The Higher National Diploma (HND) as a programme in the country’s education system would cease to exist in a matter of months, Chairman of the Presidential Technical Committee on Consolidation of Tertiary Institutions, Prof Mahmood Yakubu has said.
Addressing the management, staff and students of the Yaba College of Technology (YABATECH), Lagos, yesterday, Yakubu said, "From the day the report (of the committee) is finally approved and the necessary changes in the law made, in the next few months, there will be no HND as a qprogramme anywhere. It will be abolished and replaced by B. Sc, B.Eng., and B. Tech. as the case may be."
But the National Diploma (ND) programmes will be retained "as a non-degree component of the university to continue to produce the critical middle level manpower that the country needs."
Describing HND as one of the sour points in polytechnic education, because employers of labour and universities refuse to rate it as equivalent to a university degree for the purpose of employment and admission to higher degrees respectively, "The consolidation of these institutions and the conversion of YABATECH and Kaduna Polytechnic into universities will solve the problem permanently."
He however explained that state and private proprietors of polytechnics and colleges of education reserved the right to continue to run their programmes the way they choose.
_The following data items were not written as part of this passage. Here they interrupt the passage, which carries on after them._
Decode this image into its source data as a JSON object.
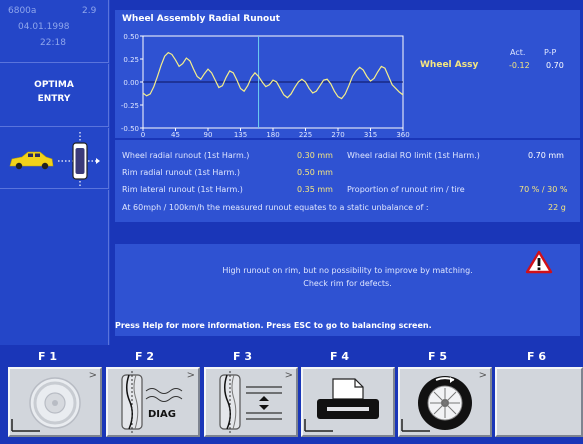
{
  "sidebar": {
    "code": "6800a",
    "version": "2.9",
    "date": "04.01.1998",
    "time": "22:18",
    "mode_line1": "OPTIMA",
    "mode_line2": "ENTRY"
  },
  "chart_data": {
    "type": "line",
    "title": "Wheel Assembly Radial Runout",
    "x_ticks": [
      "0",
      "45",
      "90",
      "135",
      "180",
      "225",
      "270",
      "315",
      "360"
    ],
    "y_ticks": [
      "0.50",
      "0.25",
      "0.00",
      "-0.25",
      "-0.50"
    ],
    "xlim": [
      0,
      360
    ],
    "ylim": [
      -0.5,
      0.5
    ],
    "cursor_x": 160,
    "series": [
      {
        "color": "#f5ee8a",
        "x": [
          0,
          5,
          10,
          15,
          20,
          25,
          30,
          35,
          40,
          45,
          50,
          55,
          60,
          65,
          70,
          75,
          80,
          85,
          90,
          95,
          100,
          105,
          110,
          115,
          120,
          125,
          130,
          135,
          140,
          145,
          150,
          155,
          160,
          165,
          170,
          175,
          180,
          185,
          190,
          195,
          200,
          205,
          210,
          215,
          220,
          225,
          230,
          235,
          240,
          245,
          250,
          255,
          260,
          265,
          270,
          275,
          280,
          285,
          290,
          295,
          300,
          305,
          310,
          315,
          320,
          325,
          330,
          335,
          340,
          345,
          350,
          355,
          360
        ],
        "y": [
          -0.12,
          -0.15,
          -0.13,
          -0.05,
          0.06,
          0.18,
          0.28,
          0.32,
          0.3,
          0.24,
          0.17,
          0.2,
          0.26,
          0.23,
          0.14,
          0.06,
          0.03,
          0.09,
          0.14,
          0.1,
          0.02,
          -0.06,
          -0.04,
          0.05,
          0.12,
          0.1,
          0.02,
          -0.07,
          -0.1,
          -0.04,
          0.05,
          0.1,
          0.06,
          0.0,
          -0.05,
          -0.03,
          0.02,
          0.0,
          -0.07,
          -0.14,
          -0.17,
          -0.13,
          -0.06,
          0.0,
          0.03,
          0.0,
          -0.07,
          -0.12,
          -0.1,
          -0.04,
          0.02,
          0.03,
          -0.02,
          -0.1,
          -0.16,
          -0.18,
          -0.13,
          -0.04,
          0.06,
          0.12,
          0.16,
          0.13,
          0.06,
          0.01,
          0.04,
          0.11,
          0.17,
          0.15,
          0.06,
          -0.03,
          -0.07,
          -0.11,
          -0.14
        ]
      }
    ]
  },
  "chart_summary": {
    "label": "Wheel Assy",
    "act_header": "Act.",
    "pp_header": "P-P",
    "act_value": "-0.12",
    "pp_value": "0.70"
  },
  "info": {
    "row1_label": "Wheel radial runout (1st Harm.)",
    "row1_value": "0.30 mm",
    "row1_label2": "Wheel radial RO limit (1st Harm.)",
    "row1_value2": "0.70 mm",
    "row2_label": "Rim radial runout (1st Harm.)",
    "row2_value": "0.50 mm",
    "row3_label": "Rim lateral runout (1st Harm.)",
    "row3_value": "0.35 mm",
    "row3_label2": "Proportion of runout rim / tire",
    "row3_value2": "70 % / 30 %",
    "row4_label": "At 60mph / 100km/h the measured runout equates to a static unbalance of :",
    "row4_value": "22 g"
  },
  "message": {
    "line1": "High runout on rim, but no possibility to improve by matching.",
    "line2": "Check rim for defects.",
    "help": "Press Help for more information. Press ESC to go to balancing screen."
  },
  "fkeys": {
    "f1": "F 1",
    "f2": "F 2",
    "f3": "F 3",
    "f4": "F 4",
    "f5": "F 5",
    "f6": "F 6",
    "diag": "DIAG",
    "arrow": ">"
  },
  "colors": {
    "background": "#1a36b8",
    "panel": "#2f52d2",
    "curve": "#f5ee8a",
    "cursor": "#6fd0f0",
    "value_text": "#f5e680"
  }
}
Although they have examples in the Ogun State-owned Tai Solarin College of Education, Ijagun, Ogun State, now Tai Solarin University of Education and The Polytechnic, Calabar, now Cross River State University of Technology (CRUTECH). Yakubu stressed that the Committee was not at YABATECH to determine whether the college was fit to be a university or not.
That hurdle has been crossed as the Federal Government has approved the upgrading of the college and the Kaduna Polytechnic to universities, while the remaining 17 Federal Polytechnics and 21 Federal Colleges of Education in the country are to be consolidated with their proximate and contiguous universities.
The committee visited the college, he said, to interact with the management, staff and students to be able to make notes and advise government properly on what is on ground and what needs to be done and added to ensure a smooth take-off of the institution.
The Committee appointed on Tuesday, November 7, last year is to submit its report at the end of the month.
Responding, the Rector of YABATECH, Mr. Olubunmi Owoso described the transformation of the two polytechnics into universities as "a master stroke in the reform agenda."
A requested that the first tertiary institution in the country be renamed ‘City University, Yaba’ and not the ‘City University of Lagos’ that was announced when the proposal was first made.